If for a minute we step back and say that a world with advertising AI is a given, what would it look like? Can AI be the bridge between agencies and their woes of today? A facilitator for potentially a leaner and effective creative team. The ability to carry some weight while letting the team get on with being more creative and have more of a creative life while at it. Another tool in their arsenal like social analytics and listening tools today. There will be growing demand for people who know how to first build such tools, then teach creatives to use these tools and finally creatives who get the best out of these tools.

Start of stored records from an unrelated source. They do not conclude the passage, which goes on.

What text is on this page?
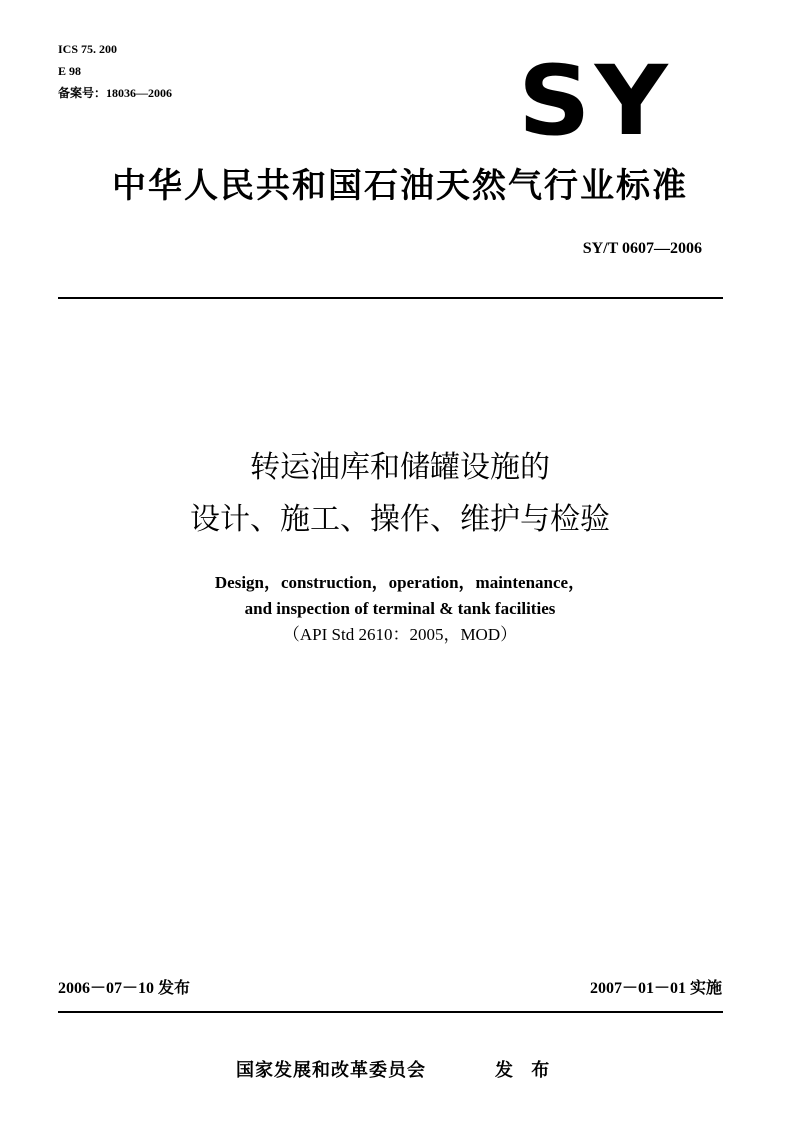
ICS 75. 200
E 98
备案号：18036—2006	SY
中华人民共和国石油天然气行业标准
SY/T 0607—2006
转运油库和储罐设施的
设计、施工、操作、维护与检验
Design，construction，operation，maintenance，
and inspection of terminal & tank facilities
（API Std 2610：2005，MOD）
2006－07－10 发布	2007－01－01 实施
国家发展和改革委员会	发 布
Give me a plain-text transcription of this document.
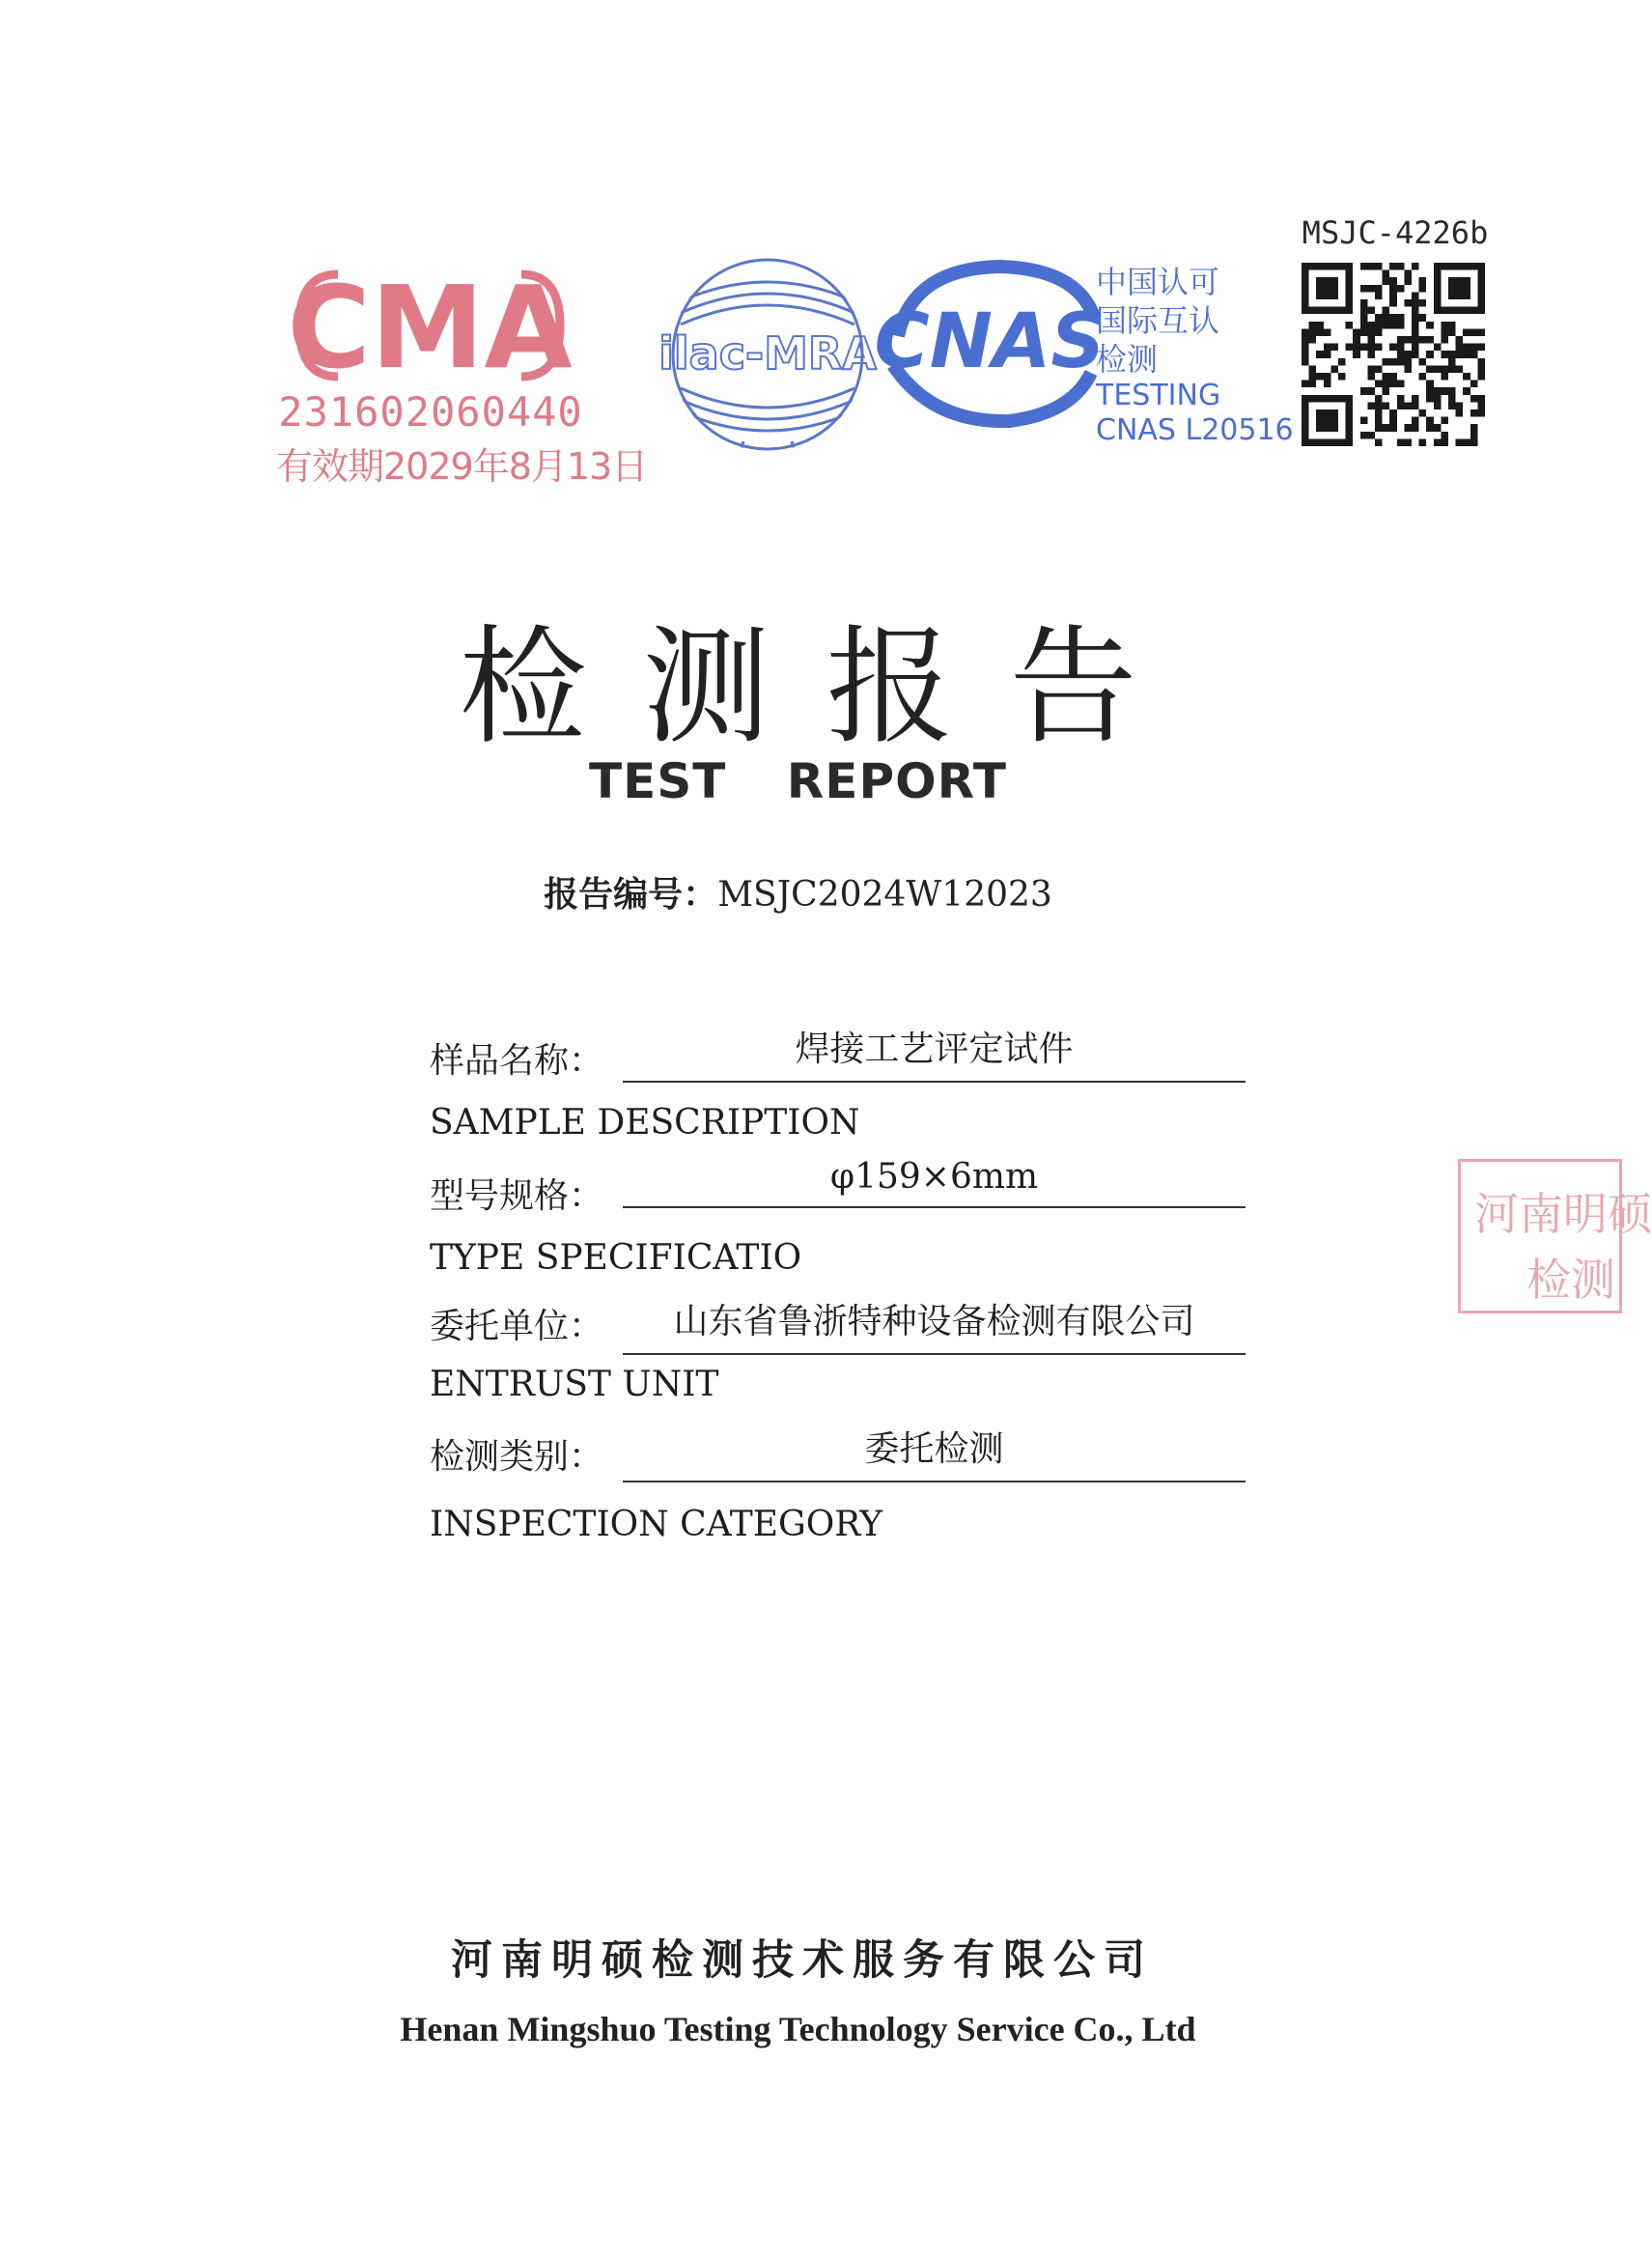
CMA
231602060440
有效期2029年8月13日
ilac-MRA
CNAS
中国认可
国际互认
检测
TESTING
CNAS L20516
MSJC-4226b
检测报告
TEST REPORT
报告编号：MSJC2024W12023
样品名称：	焊接工艺评定试件
SAMPLE DESCRIPTION
型号规格：	φ159×6mm
TYPE SPECIFICATIO
委托单位：	山东省鲁浙特种设备检测有限公司
ENTRUST UNIT
检测类别：	委托检测
INSPECTION CATEGORY
河南明硕
检测
河南明硕检测技术服务有限公司
Henan Mingshuo Testing Technology Service Co., Ltd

Pitches we can hope will become radically streamlined. With different agency AI battling it out in micro-seconds in a market place to solve a brief and serve sample creative outlines for pitch consideration. Clients can then shortlist to see what humans can do in round two. Reducing pitch turnarounds and effectiveness while using historic data in optimising agency decisions whether they need to even pitch in the first place for an account based on business decisions and a client’s past track record with its previous agencies.
The timing to birth such an AI is probably right. Ad Land is seeing a decrease in the asking price of its creative output, with creative teams being asked to churn out twice the output with no real gains in remuneration. Frenemies are at the door just begging to get in on the action. Whether it is digital behemoths or the consulting companies that can bring more clout and resources to the table any day and have a unique brand identity advantage at a time of agency distrust. Ken Auletta’s book is a gospel to be preached amongst the naysayers who think all is well in Ad Land.
Perhaps it’s an open secret that the only way to get around Facebook and Google monopolies with their pretty walled gardens and data black boxes is to currently assail them using AIs to rapidly churn, iterate and hurl creative iterations at these two platforms until they are perfectly optimised. Until an AI can figure out what works best. A brute force attack. A parallel to draw is how stock trading is done these days using computer algorithms.
The final hoorah.
Whatever side of the fence you sit on whether AI is a creative boon or bane, the truth is there will be a time in the not so distant future where you get to not only answer the question, but live it. Whether the world sees you as an AI empowered creative or a traditionalist. Both will have takers.
The first group may tackle volumes of creative work like Ford production line, or have more time and tools to really come up with great ideas.. Clients will love them because they will be faster and collectively better than before, not to mention much, much cheaper. Even from large agencies.
On the other hand AI may drive the market up for human creative output. Making it more niche, expensive and hard to come by. Like a custom built sports car today. These will be fast fading creatives who have racked up hours of creative experience.